Managing Q&A: A question and answer period is extremely valuable and informative for you and the audience. It will help define any concerns people may have and provide an opportunity to expand on some of the points in your presentation. Here are pointers for getting the most out of Q&A.
- Know more about your topic than time allows you to include in your presentation.
- Anticipate questions that might be asked, both hostile and friendly. Prior to the meeting, create a list of likely questions and practice your answers.
- Listen carefully to each person with a question. Look directly at them while they are speaking. They deserve your full attention, regardless of the quality of the question.
- Understand the question. If the question is not clear, ask for clarification. In large rooms, people may have difficulty hearing the question so be sure to repeat it. For example, if someone asks, “Isn’t crime going to be a big problem?” Your answer might begin, “The problem of crime along trails has been researched and…”
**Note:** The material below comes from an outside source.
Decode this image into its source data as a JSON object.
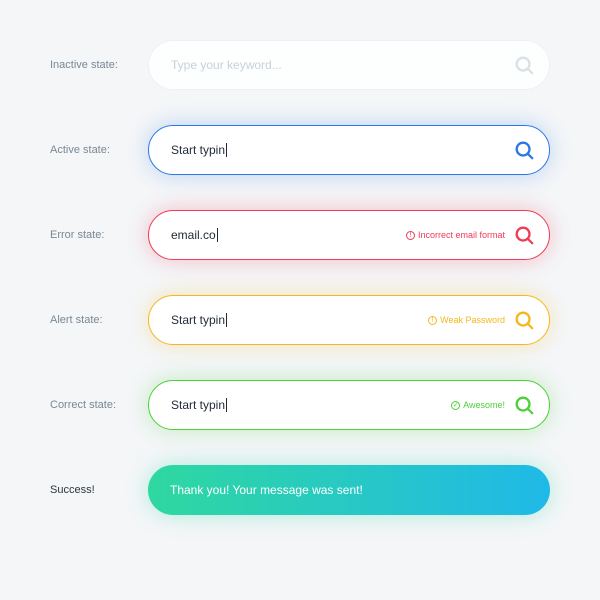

- Stay calm. No matter how silly a question may seem or confrontational a person may be it is important that you maintain a level head. If a person raises their voice, respond quietly and slowly. Change the tone from negative to positive.
- Never argue with the person asking the question. Give your answer and, if the individual insists on challenging you, suggest that the two of you continue the discussion after the meeting and move on to the next question.
- Correct inaccuracies immediately and in a positive manner. It is better to say, “Let me correct something you just said…” than to confront the person with, “What you just said is wrong.”
- Be positive in your answers. There are positive connector phrases that you can use to answer a question:
- We might be overlooking…
- It’s equally important to know…
- Let me give you some facts
- You should also know…
- Be honest. If you do not know an answer, say so, but commit to finding the answer. Be sure you get the questioner’s contact information so you can follow-up.
- Check your answer to be sure it is understood. If the person asking the question has a puzzled look on their face, use that as a clue that they may not quite understand what you are saying.
- Be sincere, non-defensive, and proud of your project. You want to these people to share your position and vision for the blue trail. If you can win them over from their skepticism, you will have that many more hands to work and voices to encourage other such projects.
- Be available after the meeting to answer further questions and invite people to stop and discuss the project with you.